The original poster promoting the film
The original poster promoting the film

D.W. Griffith’s silent 1915 film, Birth of a Nation, sparked a revival of the Ku Klux Klan in the 1920s, when it reached its apogee of influence. Griffith glorified Klan violence and romanticized its white supremacist message. In 1925, when the Ku Klux Klan had about four million members and sympathizers in high political offices throughout the United States, 50,000 Klansmen in full regalia marched toward Capitol Hill in Washington, D.C. in a show of force.

Due to internal power struggles and scandals, the Klan declined from the 1930s onward, not to rise again until the mid 1950s, when the U.S. Supreme Court ruled, in a  historic verdict, that American schools should be desegregated.

Watching these events from afar with a growing sense of unease and dismay, Jones established the United Klans of America. He feared that North Carolina would not stand up to the civil rights movement or the federal government.

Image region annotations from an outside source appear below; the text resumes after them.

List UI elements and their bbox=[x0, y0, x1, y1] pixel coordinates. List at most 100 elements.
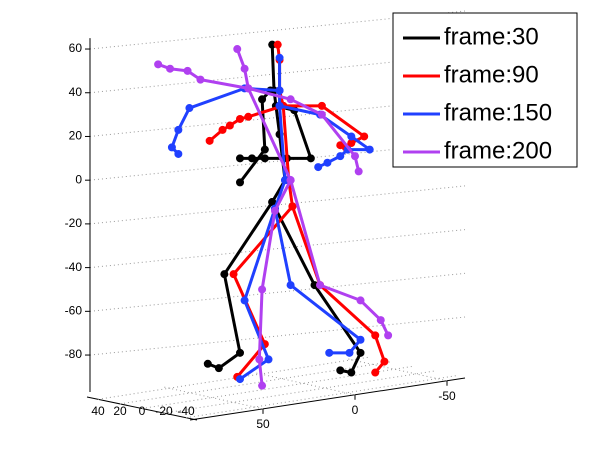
joint bbox=[154, 60, 163, 69]
joint bbox=[218, 125, 227, 134]
joint bbox=[356, 335, 365, 344]
grid-line bbox=[254, 372, 356, 396]
joint bbox=[174, 125, 183, 134]
joint bbox=[281, 176, 290, 185]
joint bbox=[351, 152, 359, 161]
joint bbox=[258, 95, 267, 104]
grid-line bbox=[89, 229, 466, 269]
joint bbox=[275, 86, 284, 95]
joint bbox=[317, 110, 326, 119]
y-tick-label: 20 bbox=[69, 129, 83, 143]
z-tick-label: 20 bbox=[113, 404, 127, 418]
z-tick-label: 0 bbox=[139, 404, 146, 418]
joint bbox=[240, 64, 249, 73]
y-tick-label: -60 bbox=[65, 303, 83, 317]
y-tick-label: -80 bbox=[65, 347, 83, 361]
joint bbox=[236, 154, 244, 163]
joint bbox=[371, 331, 380, 340]
joint bbox=[365, 145, 374, 154]
joint bbox=[260, 145, 269, 154]
joint bbox=[347, 139, 356, 148]
joint bbox=[356, 296, 365, 305]
grid-line bbox=[141, 366, 413, 409]
joint bbox=[345, 348, 354, 357]
joint bbox=[347, 132, 356, 141]
joint bbox=[260, 154, 269, 163]
joint bbox=[255, 355, 264, 364]
x-tick-label: 50 bbox=[256, 417, 270, 431]
joint bbox=[220, 270, 229, 279]
joint bbox=[316, 281, 325, 290]
y-tick-label: 60 bbox=[69, 41, 83, 55]
legend-label: frame:90 bbox=[444, 61, 539, 88]
joint bbox=[286, 281, 295, 290]
joint bbox=[236, 114, 244, 123]
joint bbox=[268, 40, 277, 49]
joint bbox=[384, 331, 393, 340]
joint bbox=[336, 141, 345, 150]
joint bbox=[336, 366, 345, 375]
joint bbox=[356, 348, 365, 357]
joint bbox=[354, 167, 363, 176]
joint bbox=[323, 158, 332, 167]
grid-line bbox=[119, 361, 391, 405]
skeleton-limb bbox=[289, 179, 390, 337]
joint bbox=[347, 368, 356, 377]
joint bbox=[174, 149, 183, 158]
x-tick-label: 0 bbox=[352, 403, 359, 417]
joint bbox=[286, 176, 295, 185]
joint bbox=[185, 104, 194, 113]
y-tick-label: 40 bbox=[69, 85, 83, 99]
joint bbox=[258, 285, 267, 294]
joint bbox=[258, 381, 267, 390]
skeleton-limb bbox=[157, 62, 361, 172]
joint bbox=[247, 154, 256, 163]
joint bbox=[225, 121, 234, 130]
joint bbox=[236, 348, 244, 357]
grid-line bbox=[97, 356, 369, 400]
y-tick-label: 0 bbox=[75, 172, 82, 186]
grid-line bbox=[89, 10, 466, 50]
joint bbox=[166, 64, 175, 73]
z-tick-label: -40 bbox=[177, 404, 195, 418]
grid-line bbox=[185, 375, 457, 419]
joint bbox=[310, 281, 319, 290]
x-tick-label: -50 bbox=[438, 389, 456, 403]
joint bbox=[268, 198, 277, 207]
grid-line bbox=[346, 358, 448, 382]
z-tick-label: -20 bbox=[155, 404, 173, 418]
joint bbox=[236, 178, 244, 187]
joint bbox=[167, 143, 176, 152]
x-axis bbox=[189, 377, 466, 421]
joint bbox=[336, 152, 345, 161]
joint bbox=[233, 45, 242, 54]
joint bbox=[314, 163, 323, 172]
grid-line bbox=[89, 54, 466, 94]
joint bbox=[288, 202, 297, 211]
joint bbox=[376, 316, 385, 325]
legend-label: frame:150 bbox=[444, 99, 552, 126]
skeleton-limb bbox=[278, 57, 287, 181]
joint bbox=[371, 368, 380, 377]
y-tick-label: -20 bbox=[65, 216, 83, 230]
joint bbox=[380, 357, 389, 366]
legend-label: frame:30 bbox=[444, 23, 539, 50]
joint bbox=[286, 95, 295, 104]
grid-line bbox=[89, 141, 466, 181]
joint bbox=[360, 132, 369, 141]
z-tick-label: 40 bbox=[91, 404, 105, 418]
joint bbox=[306, 154, 315, 163]
skeleton-limb bbox=[235, 48, 292, 181]
joint bbox=[183, 66, 192, 75]
joint bbox=[325, 348, 334, 357]
grid-line bbox=[89, 316, 466, 356]
joint bbox=[240, 296, 249, 305]
joint bbox=[236, 375, 244, 384]
legend-label: frame:200 bbox=[444, 137, 552, 164]
joint bbox=[244, 84, 253, 93]
joint bbox=[275, 101, 284, 110]
joint bbox=[244, 112, 253, 121]
joint bbox=[214, 364, 223, 373]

Rather than admit to being a racist, he claimed he merely sought separation from African Americans. If nothing else, Jones was disengenuous. He was booted out of the navy after refusing to salute a black naval officer, and he built an empire grounded in hate-filled rhetoric.

Klan poster calling the faithful
Klan poster calling the faithful

Jones, who promoted non-violence to achieve his goals, launched a recruitment drive in the early 1960s, using his organizational skills to stage rallies, cross burnings and “street walks” across North Carolina. New recruits sought “status in the community,” and he gave it to them, an ex-member says.

Lambasting desegregation as an abomination, Jones strove to convert his fraternal organization into an electoral force to help “real white people.”

The murder of a white civil rights worker prompted the U.S. president, Lyndon Johnson, to order a crackdown on the Klan. Within this framework, Jones committed his first mistake by inviting the three suspects who may have killed that person to a rally. A TV crew filmed the event, calling into question Jones’ commitment to non-violence.

At this point, Jones’ assistant, George Dorsett — a Baptist minister — turned traitor, becoming an FBI informant. Like some of Jones’ acolytes, he had reached the unsettling conclusion that Jones was guilty of financial irregularities. Jones also lost support after declining to testify before the U.S. Congress. In 1969, he was sentenced to a year in prison for having refused to comply with an order to hand over documents to the federal government.

George Wallace (Wikimedia)
George Wallace (Wikimedia)

By then, the United Klans of America had virtually imploded, with many members having drifted into the arms of the Republican Party and the fiery governor of Alabama, George Wallace, who had once declared, “Segregation now, segregation tomorrow and segregation forever.”

Jones had had his day in the sun, his 15 fleeting minutes of fame.